В ту ночь беспокойство мамаши Пагачовой было сильнее обычного. Она пыталась даже читать почти забытые молитвы. «Богородице, дево, радуйся»… Но монотонное бормотание облегчения не приносило, ибо веру она давно утратила.
Ночью она одна оставалась в горнице с больным Гришей. Горница была невелика. После рождения маленького Йожинека мамаша Пагачова попросила своего бывшего любовника, бойкого вдовца Малину, владевшего всеми ремеслами, перестроить для Милки чуланчик, служивший раньше кладовкой. Вдовец оштукатурил стены и провел дымоход. Спальня для молодой мамаши была готова.

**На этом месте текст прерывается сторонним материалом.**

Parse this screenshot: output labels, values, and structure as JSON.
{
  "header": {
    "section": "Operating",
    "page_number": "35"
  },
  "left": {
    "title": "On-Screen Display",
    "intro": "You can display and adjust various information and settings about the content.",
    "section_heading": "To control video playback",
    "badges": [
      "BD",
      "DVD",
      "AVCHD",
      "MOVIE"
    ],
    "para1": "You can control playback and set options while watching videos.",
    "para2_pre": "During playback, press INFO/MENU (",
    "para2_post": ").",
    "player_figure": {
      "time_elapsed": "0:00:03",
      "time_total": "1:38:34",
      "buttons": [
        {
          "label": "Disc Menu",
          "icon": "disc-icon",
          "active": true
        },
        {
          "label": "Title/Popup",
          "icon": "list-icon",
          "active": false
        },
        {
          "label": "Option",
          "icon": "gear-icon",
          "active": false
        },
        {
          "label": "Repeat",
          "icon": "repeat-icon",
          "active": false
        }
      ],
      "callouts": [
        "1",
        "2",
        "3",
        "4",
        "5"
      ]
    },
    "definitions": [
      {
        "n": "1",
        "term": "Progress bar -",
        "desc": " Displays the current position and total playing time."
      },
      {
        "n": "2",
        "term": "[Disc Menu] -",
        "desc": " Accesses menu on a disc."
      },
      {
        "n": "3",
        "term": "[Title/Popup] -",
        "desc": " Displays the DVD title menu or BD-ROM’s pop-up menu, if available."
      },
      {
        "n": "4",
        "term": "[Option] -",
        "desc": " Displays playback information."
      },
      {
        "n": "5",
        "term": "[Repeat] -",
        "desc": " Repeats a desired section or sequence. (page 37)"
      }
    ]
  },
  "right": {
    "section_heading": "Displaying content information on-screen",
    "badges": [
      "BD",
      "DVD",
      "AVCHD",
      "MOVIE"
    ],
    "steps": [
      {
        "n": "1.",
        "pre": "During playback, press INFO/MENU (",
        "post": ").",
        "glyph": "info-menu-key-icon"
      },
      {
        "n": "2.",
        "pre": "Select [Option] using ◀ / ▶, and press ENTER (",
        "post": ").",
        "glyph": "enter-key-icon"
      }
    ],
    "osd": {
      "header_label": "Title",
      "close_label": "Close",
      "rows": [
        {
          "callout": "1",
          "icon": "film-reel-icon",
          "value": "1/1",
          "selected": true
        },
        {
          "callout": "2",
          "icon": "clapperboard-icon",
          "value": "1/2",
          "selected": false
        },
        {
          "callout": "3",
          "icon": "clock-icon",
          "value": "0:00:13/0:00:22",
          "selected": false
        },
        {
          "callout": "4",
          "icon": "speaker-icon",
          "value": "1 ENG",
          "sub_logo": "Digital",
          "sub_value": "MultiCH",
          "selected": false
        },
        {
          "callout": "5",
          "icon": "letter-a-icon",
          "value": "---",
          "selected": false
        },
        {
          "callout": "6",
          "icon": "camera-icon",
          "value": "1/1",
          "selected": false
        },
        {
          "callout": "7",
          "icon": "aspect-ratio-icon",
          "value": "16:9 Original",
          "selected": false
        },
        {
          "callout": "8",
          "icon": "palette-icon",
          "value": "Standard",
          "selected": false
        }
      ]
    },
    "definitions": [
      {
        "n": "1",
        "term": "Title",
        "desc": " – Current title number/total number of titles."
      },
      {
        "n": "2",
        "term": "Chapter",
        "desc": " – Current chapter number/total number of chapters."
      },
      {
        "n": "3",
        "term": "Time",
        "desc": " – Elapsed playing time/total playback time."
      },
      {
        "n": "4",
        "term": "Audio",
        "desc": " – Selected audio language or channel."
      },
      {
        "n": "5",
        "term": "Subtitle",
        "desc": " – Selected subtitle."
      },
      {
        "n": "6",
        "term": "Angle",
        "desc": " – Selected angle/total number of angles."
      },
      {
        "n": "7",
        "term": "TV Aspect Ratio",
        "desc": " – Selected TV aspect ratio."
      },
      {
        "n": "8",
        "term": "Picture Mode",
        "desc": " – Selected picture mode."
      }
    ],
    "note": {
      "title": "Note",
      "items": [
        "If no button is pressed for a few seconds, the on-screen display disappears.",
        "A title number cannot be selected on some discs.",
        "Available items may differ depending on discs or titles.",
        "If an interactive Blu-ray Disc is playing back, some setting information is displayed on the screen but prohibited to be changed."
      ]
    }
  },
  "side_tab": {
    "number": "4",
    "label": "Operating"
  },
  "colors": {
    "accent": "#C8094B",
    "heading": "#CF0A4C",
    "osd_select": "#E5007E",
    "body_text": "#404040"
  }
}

Беспокойный скрип Гришиной кровати и его тяжелое дыхание раздражали мамашу Пагачову. Быть может, впервые в жизни ей захотелось, чтобы с ней рядом лежал ее муж — хозяин, знать, что есть надежная опора, а не вечно пьяный, безразлично-чудаковатый калека. Хотя теперь, когда он так внезапно превратился в решительного, молчаливого хозяина дома, она, испытывая непривычное беспокойство, не отказалась бы даже от его ласки. То, что больше всего отталкивало ее от мужа, исчезло как по волшебству: в последние дни Пагач был абсолютно трезв.